Stem cells can secrete exosomes/microvesicles (30–150 nm), which shuttle miRNAs between cells, and play an important role in miRNA communication between donor stem cells and recipient tissues [5-7]. Exosomes containing biological active miRNAs mediate paracrine effect of mesenchymal stem cells (MSC), and exosome membrane protect miRNAs from RNase degradation. A. Luarte et al. reviewed the latest progress regarding the impact of stress in the biology of the neurogenic niche, especially how exosomes mediate communication between astrocytes and niche cells via exosomes. Tumor-derived exosomes can induce mesenchymal stem cell (MSC) transformation into cancer-associated fibroblast (CAF). Q. Cheng et al. investigated the effects of multiple myeloma- (MM-) derived exosomes on regulating the proliferation of MSC, CAF transformation of MSC, and IL-6 secretion of MSCs; they found that miR-21 and miR-146a from MM derived exosomes play an important role in regulating MSC transformation and cytokine secretion.

lncRNAs are noncoding RNAs that are longer than 200 nucleotides in length that cover the largest and most diverse group of ncRNAs. lncRNAs regulate stem cell potency and differentiation [8]. S. Lee et al. reviewed the major lncRNAs involved in the transcriptional and epigenetic regulation of stem cell differentiation and maintenance.
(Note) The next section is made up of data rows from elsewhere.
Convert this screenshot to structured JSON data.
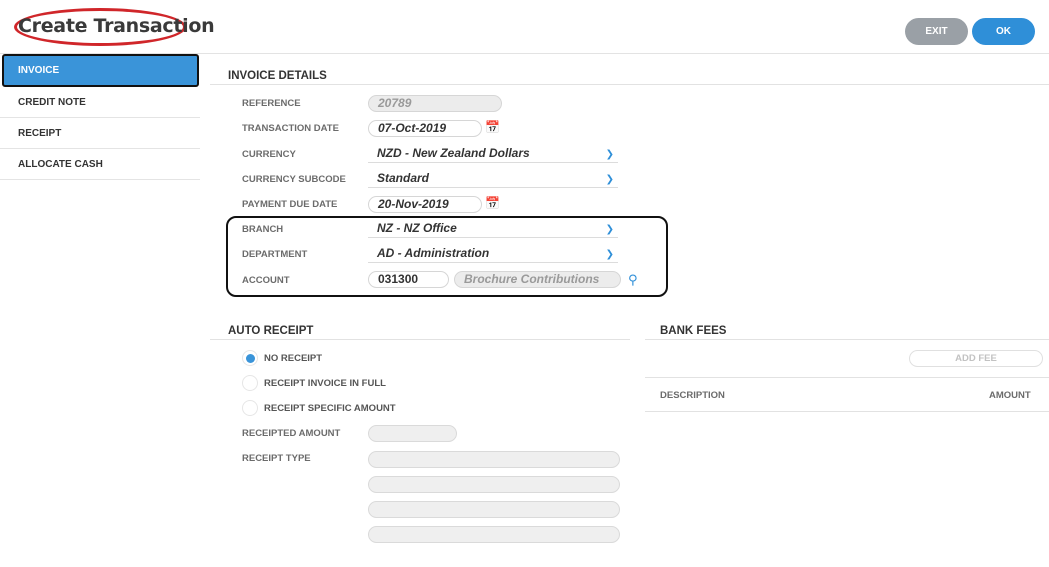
{
  "header": {
    "title": "Create Transaction",
    "exit_label": "EXIT",
    "ok_label": "OK"
  },
  "sidebar": {
    "items": [
      {
        "label": "INVOICE",
        "active": true
      },
      {
        "label": "CREDIT NOTE",
        "active": false
      },
      {
        "label": "RECEIPT",
        "active": false
      },
      {
        "label": "ALLOCATE CASH",
        "active": false
      }
    ]
  },
  "invoice": {
    "section_title": "INVOICE DETAILS",
    "reference_label": "REFERENCE",
    "reference_value": "20789",
    "transaction_date_label": "TRANSACTION DATE",
    "transaction_date_value": "07-Oct-2019",
    "currency_label": "CURRENCY",
    "currency_value": "NZD - New Zealand Dollars",
    "currency_subcode_label": "CURRENCY SUBCODE",
    "currency_subcode_value": "Standard",
    "payment_due_label": "PAYMENT DUE DATE",
    "payment_due_value": "20-Nov-2019",
    "branch_label": "BRANCH",
    "branch_value": "NZ - NZ Office",
    "department_label": "DEPARTMENT",
    "department_value": "AD - Administration",
    "account_label": "ACCOUNT",
    "account_code": "031300",
    "account_name": "Brochure Contributions"
  },
  "auto_receipt": {
    "section_title": "AUTO RECEIPT",
    "options": [
      {
        "label": "NO RECEIPT",
        "checked": true
      },
      {
        "label": "RECEIPT INVOICE IN FULL",
        "checked": false
      },
      {
        "label": "RECEIPT SPECIFIC AMOUNT",
        "checked": false
      }
    ],
    "receipted_amount_label": "RECEIPTED AMOUNT",
    "receipt_type_label": "RECEIPT TYPE"
  },
  "bank_fees": {
    "section_title": "BANK FEES",
    "add_fee_label": "ADD FEE",
    "description_header": "DESCRIPTION",
    "amount_header": "AMOUNT"
  },
  "colors": {
    "accent": "#3a94d9",
    "highlight_oval": "#d0262a",
    "exit_button": "#9aa0a6"
  },
  "icons": {
    "calendar": "calendar-icon",
    "dropdown": "chevron-down-icon",
    "search": "search-icon"
  }
}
The mechanisms of cytoplasmic lncRNAs and nucleus lncRNAs are different, particularly, cytoplasmic lncRNAs regulate turnover, translation, and silence of partially complementary mRNAs; they can also act as a miRNA sponge to reduce miRNA availability and can modulate signaling pathways via interaction with signaling molecular. Nuclear lncRNAs can be decoys for transcription factors, or serve as a scaffold for ribonucleoprotein (RNP) or serve as an epigenetic regulator by recruiting chromatin modification factors.
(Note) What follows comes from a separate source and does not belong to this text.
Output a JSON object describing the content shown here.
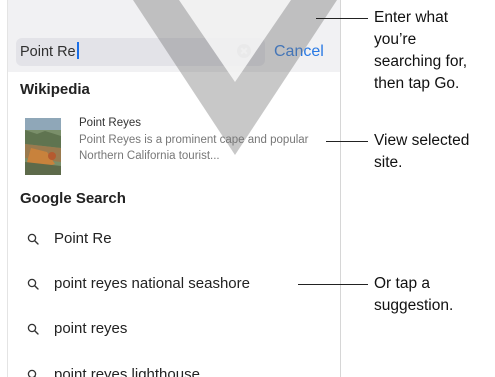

3,4-Benzopyrene (Bap) is an important component of cigarette smoke and automobile exhaust. Bap is one of the leading risk factor of abdominal aortic aneurysm (AAA). Macrophage activation plays a key role for Bap-induced AAA; however, the mechanism is unclear. Y. Zhou et al. used a mouse lncRNAs array to investigate the expression signatures of lncRNAs and mRNAs in Bap-activated macrophage. They found that 8 pathways associated with inflammation were upregulated, particularly, the AGE-RAGE pathway, which is involved in Bap-induced dysfunction of endothelial progenitor cell (EPC). This study provides potential targets for AAA caused by smoking.

Endothelial dysfunction is an early step in neointima formation, L. Lv et al. used RNA-sequencing (RNA-seq) to analyze the expression profiles of lncRNAs in human stenosed and nonstenotic uremic veins. They identified unannotated lncRNAs, uc001pwg.1, which was one of the most significantly downregulated lncRNAs. Further studies revealed that uc001pwg.1 overexpression could increase nitric oxide synthase (eNOS) phosphorylation and nitric oxide (NO) production in endothelial cells (ECs). Mechanistically, uc001pwg.1 improves endothelial function via mediating MCAM expression. This study represents the first effort of identifying a novel attractive target for improving arteriovenous fistula (AVF) function in uremic patients.